A galeria, que abriu suas portas há mais de oito anos em um apartamento do centro da capital, começou como um entretenimento do colecionador tailandês, que durante suas viagens se interessou em visitar diferentes museus centrados na temática sexual.

"Quase todos exibem cópias de objetos ou se focam na indústria pornográfica. E, além disso, na saída têm suas lojas de souvenirs.
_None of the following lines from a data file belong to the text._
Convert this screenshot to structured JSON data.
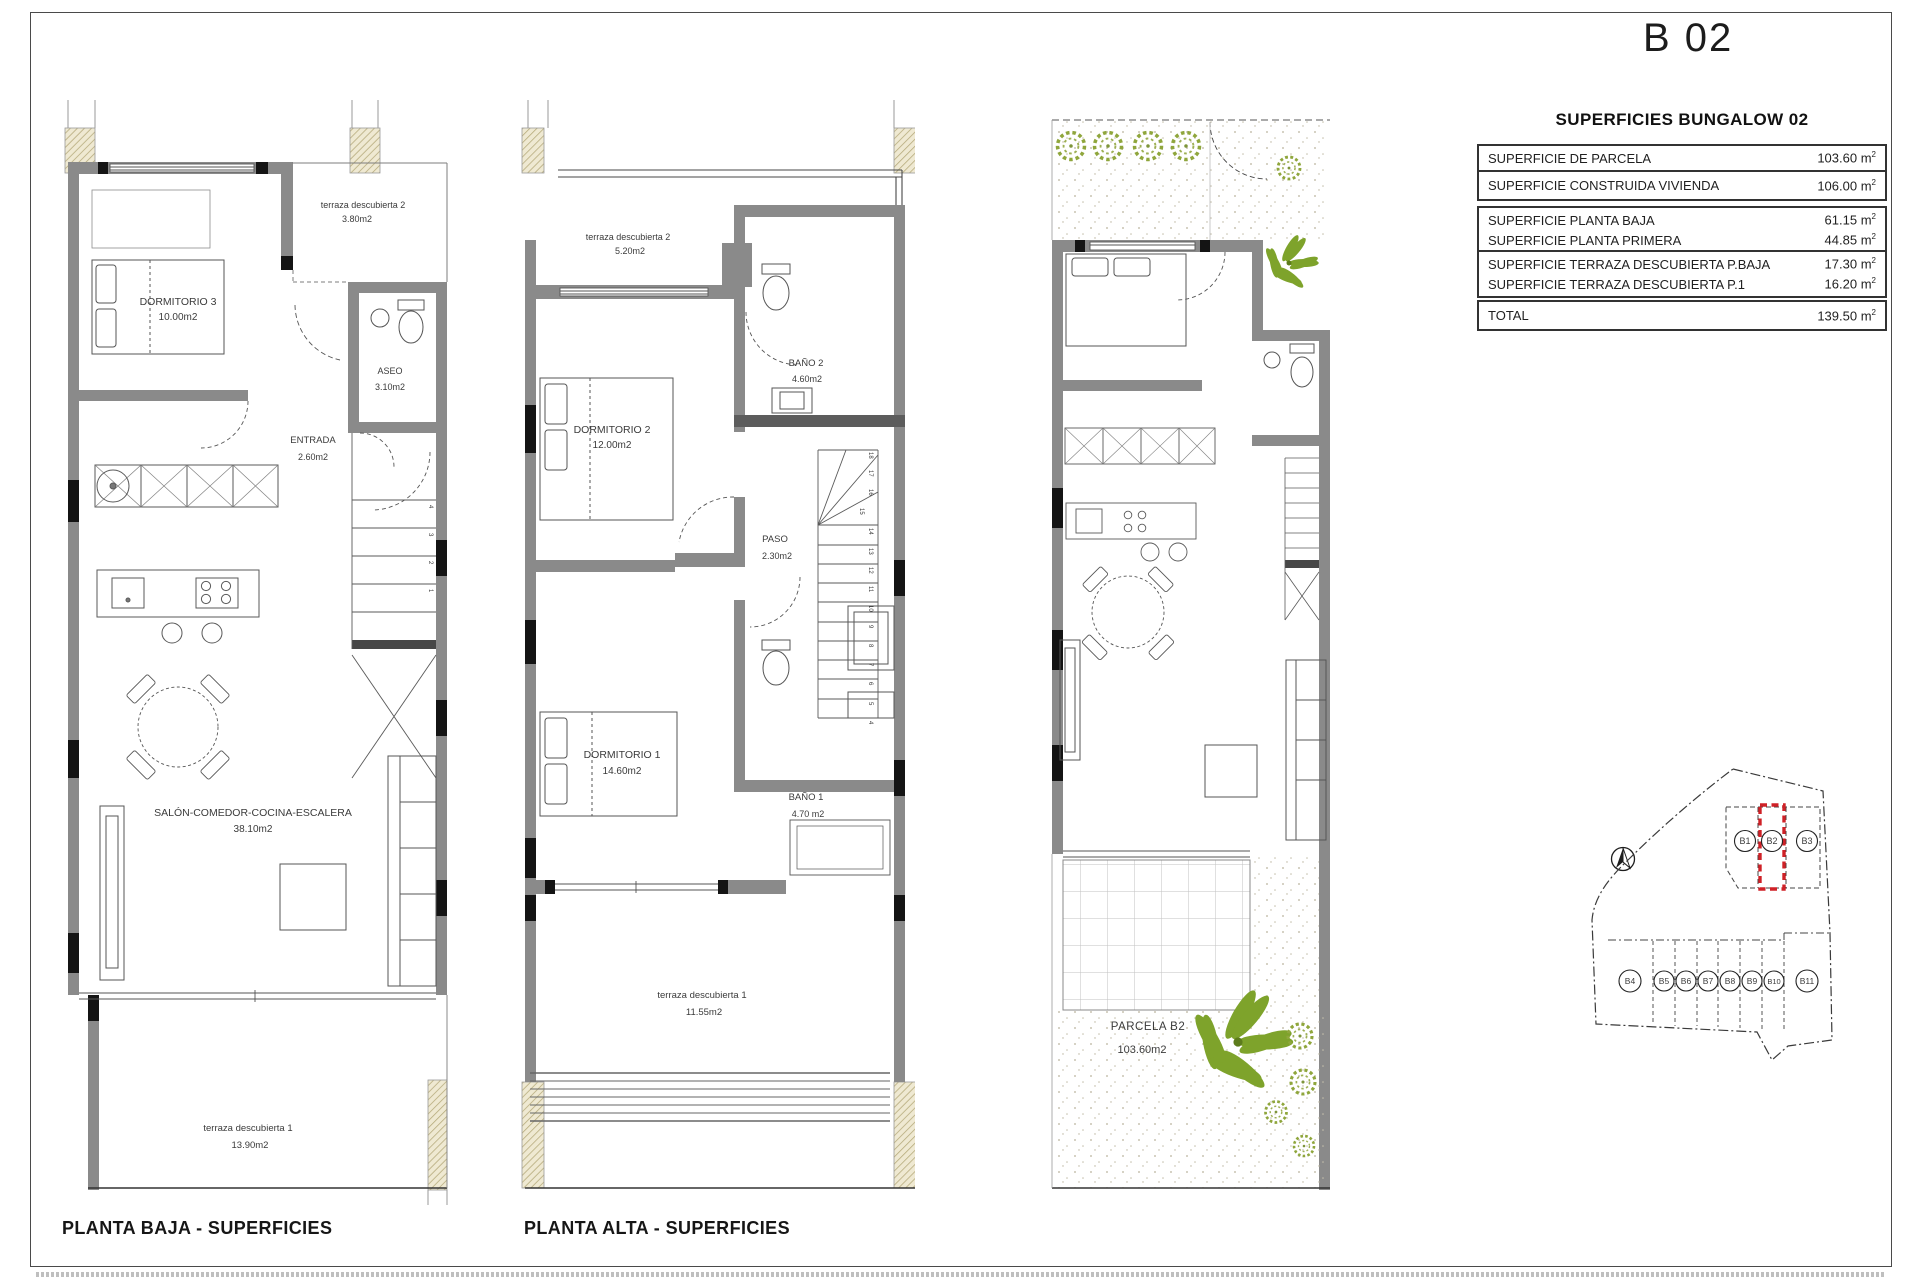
{
  "title": "B 02",
  "table": {
    "header": "SUPERFICIES BUNGALOW 02",
    "unit": "m",
    "sup": "2",
    "rows": [
      {
        "label": "SUPERFICIE DE PARCELA",
        "value": "103.60"
      },
      {
        "label": "SUPERFICIE CONSTRUIDA VIVIENDA",
        "value": "106.00"
      },
      {
        "label": "SUPERFICIE PLANTA BAJA",
        "value": "61.15"
      },
      {
        "label": "SUPERFICIE PLANTA PRIMERA",
        "value": "44.85"
      },
      {
        "label": "SUPERFICIE TERRAZA DESCUBIERTA P.BAJA",
        "value": "17.30"
      },
      {
        "label": "SUPERFICIE TERRAZA DESCUBIERTA P.1",
        "value": "16.20"
      },
      {
        "label": "TOTAL",
        "value": "139.50"
      }
    ]
  },
  "plans": {
    "baja": {
      "caption": "PLANTA BAJA - SUPERFICIES",
      "rooms": {
        "dormitorio3": {
          "name": "DORMITORIO 3",
          "area": "10.00m2"
        },
        "terraza2": {
          "name": "terraza descubierta 2",
          "area": "3.80m2"
        },
        "aseo": {
          "name": "ASEO",
          "area": "3.10m2"
        },
        "entrada": {
          "name": "ENTRADA",
          "area": "2.60m2"
        },
        "salon": {
          "name": "SALÓN-COMEDOR-COCINA-ESCALERA",
          "area": "38.10m2"
        },
        "terraza1": {
          "name": "terraza descubierta 1",
          "area": "13.90m2"
        }
      },
      "stair_numbers": [
        "4",
        "3",
        "2",
        "1"
      ]
    },
    "alta": {
      "caption": "PLANTA ALTA - SUPERFICIES",
      "rooms": {
        "terraza2": {
          "name": "terraza descubierta 2",
          "area": "5.20m2"
        },
        "dormitorio2": {
          "name": "DORMITORIO 2",
          "area": "12.00m2"
        },
        "bano2": {
          "name": "BAÑO 2",
          "area": "4.60m2"
        },
        "paso": {
          "name": "PASO",
          "area": "2.30m2"
        },
        "dormitorio1": {
          "name": "DORMITORIO 1",
          "area": "14.60m2"
        },
        "bano1": {
          "name": "BAÑO 1",
          "area": "4.70 m2"
        },
        "terraza1": {
          "name": "terraza descubierta 1",
          "area": "11.55m2"
        }
      },
      "stair_numbers": [
        "18",
        "17",
        "16",
        "15",
        "14",
        "13",
        "12",
        "11",
        "10",
        "9",
        "8",
        "7",
        "6",
        "5",
        "4"
      ]
    },
    "parcela": {
      "label": "PARCELA B2",
      "area": "103.60m2"
    }
  },
  "site": {
    "top_units": [
      "B1",
      "B2",
      "B3"
    ],
    "bottom_units": [
      "B4",
      "B5",
      "B6",
      "B7",
      "B8",
      "B9",
      "B10",
      "B11"
    ],
    "highlighted_unit": "B2",
    "highlight_color": "#cf2127"
  },
  "colors": {
    "wall_gray": "#8a8a8a",
    "accent_red": "#cf2127",
    "plant_green": "#7ea32b",
    "hatch_beige": "#efe9d2"
  }
}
Eu buscava algo diferente para a minha sala", comentou o colecionador, de 64 anos, cuja primeira peça do museu caiu em suas mãos em meados dos anos 80.

Desde então viajou por todos os cantos do país adquirindo arcaicos artefatos sexuais e telas, aos quais acrescentou outros itens de mais recente confecção.
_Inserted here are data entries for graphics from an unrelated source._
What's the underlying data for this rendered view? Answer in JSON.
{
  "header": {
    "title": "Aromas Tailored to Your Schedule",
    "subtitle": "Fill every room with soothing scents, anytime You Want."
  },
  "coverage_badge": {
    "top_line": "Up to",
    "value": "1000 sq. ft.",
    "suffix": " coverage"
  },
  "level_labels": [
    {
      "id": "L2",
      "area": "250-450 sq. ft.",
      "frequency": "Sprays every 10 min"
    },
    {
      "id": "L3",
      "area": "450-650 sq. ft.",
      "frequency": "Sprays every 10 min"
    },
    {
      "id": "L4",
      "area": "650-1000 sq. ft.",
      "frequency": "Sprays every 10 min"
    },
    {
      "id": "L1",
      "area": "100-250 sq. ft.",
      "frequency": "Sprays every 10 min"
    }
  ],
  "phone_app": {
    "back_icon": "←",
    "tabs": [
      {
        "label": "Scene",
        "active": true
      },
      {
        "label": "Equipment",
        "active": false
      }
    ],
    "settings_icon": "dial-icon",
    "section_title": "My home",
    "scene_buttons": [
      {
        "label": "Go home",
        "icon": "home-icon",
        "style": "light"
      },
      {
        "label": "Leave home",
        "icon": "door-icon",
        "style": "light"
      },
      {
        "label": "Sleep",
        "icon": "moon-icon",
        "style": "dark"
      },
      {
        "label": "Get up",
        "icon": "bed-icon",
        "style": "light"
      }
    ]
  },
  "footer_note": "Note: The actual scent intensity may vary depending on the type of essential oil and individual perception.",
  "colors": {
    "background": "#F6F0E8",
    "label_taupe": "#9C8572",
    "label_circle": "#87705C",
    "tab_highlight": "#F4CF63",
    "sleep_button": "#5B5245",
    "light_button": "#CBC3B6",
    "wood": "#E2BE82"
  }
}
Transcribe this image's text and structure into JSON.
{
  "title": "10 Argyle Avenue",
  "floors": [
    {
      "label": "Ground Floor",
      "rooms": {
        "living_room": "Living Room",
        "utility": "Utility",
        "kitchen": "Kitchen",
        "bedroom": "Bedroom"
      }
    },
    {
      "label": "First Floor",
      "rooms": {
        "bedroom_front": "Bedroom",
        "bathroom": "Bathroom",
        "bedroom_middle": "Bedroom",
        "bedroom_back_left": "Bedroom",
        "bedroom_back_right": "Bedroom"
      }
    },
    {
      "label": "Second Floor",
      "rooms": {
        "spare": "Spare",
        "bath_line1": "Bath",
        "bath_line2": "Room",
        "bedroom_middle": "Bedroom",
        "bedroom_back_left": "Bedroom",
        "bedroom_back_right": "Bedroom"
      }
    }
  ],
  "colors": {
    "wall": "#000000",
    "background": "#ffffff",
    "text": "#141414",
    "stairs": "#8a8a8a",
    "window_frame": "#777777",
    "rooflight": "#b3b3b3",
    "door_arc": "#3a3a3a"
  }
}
Uma fila de dezenas de pênis de madeira, pedra e metal com inscrições talhadas em linguagem sagrada e adornada com lâminas de ouro adorna uma ampla vitrine da sala principal.

"São amuletos benzidos por monges veteranos que conferiam sorte e potência sexual aos seus portadores", explicou Watjanasin Charuwattanakitti, filho do proprietário e curador da mostra.

Entre os objetos consagrados também se encontra uma espécie de tela com ilustrações de diversas posições sexuais e culminado pelo ato entre uma mulher esbelta e uma espécie de verga com o aspecto de Naga, um semideus da mitologia hinduísta com forma de réptil.

Quatro pequenos quartos ambientados segundo as diferentes camadas sociais da época — nobreza, guerreiros, servos e escravos — ilustram que, apesar das diferenças econômicas, "todos praticavam sexo com assiduidade".

"Na época, se uma escrava conseguia fornecer suficiente prazer ao seu senhor podia elevar seu status e obter uma maior liberdade", relatou o curador.

Até 1935 as leis da Tailândia reconheciam a poligamia, embora esse fosse um direito reservado apenas para o homem.

Um dos retábulos estampa episódios do clássico literário tailandês "Khun Chang, Khun Phaen" (1872) que relata o triângulo amoroso entre dois homens e uma jovem que termina sendo executada por não optar por um de seus amantes, o que — segundo Uthaiphun — evidencia o estigma da "promiscuidade" da mulher.

Nas obras de arte erótica não falta o humor, uma das caraterísticas do erotismo de Sião — de acordo com o proprietário —, com cenas de animais roubando os apaixonados ou a aparição de crianças como se fossem querubins e que ajudam os fatigados adultos no ato carnal.

Apesar de a homossexualidade e o bestialismo já estarem censurados na época, provas pictóricas demonstram que parte da população era praticante.

Segundo dados do museu, cerca de 100 pessoas visitam o lugar a cada mês, na sua maioria mulheres estrangeiras procedentes de Estados Unidos, Austrália e Hong Kong, após pagarem o equivalente a US$ 16 pela entrada.

Entre os planos do museu está a restauração de algumas pinturas atacadas pelo mofo e pela sujeira; e no médio prazo estabelecer uma nova sala na cidade litorânea de Pattaya, conhecida por ser enclave principal da rota do turismo sexual no país.

Apesar de ter caído no esquecimento, a arte erótica de Sião ainda conserva um sopro de esperança.

"Os artistas de antes trabalhavam para a comunidade, por isso não há grandes nomes e um estilo praticamente unificado (...) Na atualidade há uma série de artistas do norte do país que tenta recuperar nas suas obras a temática erótica clássica", destacou o colecionador.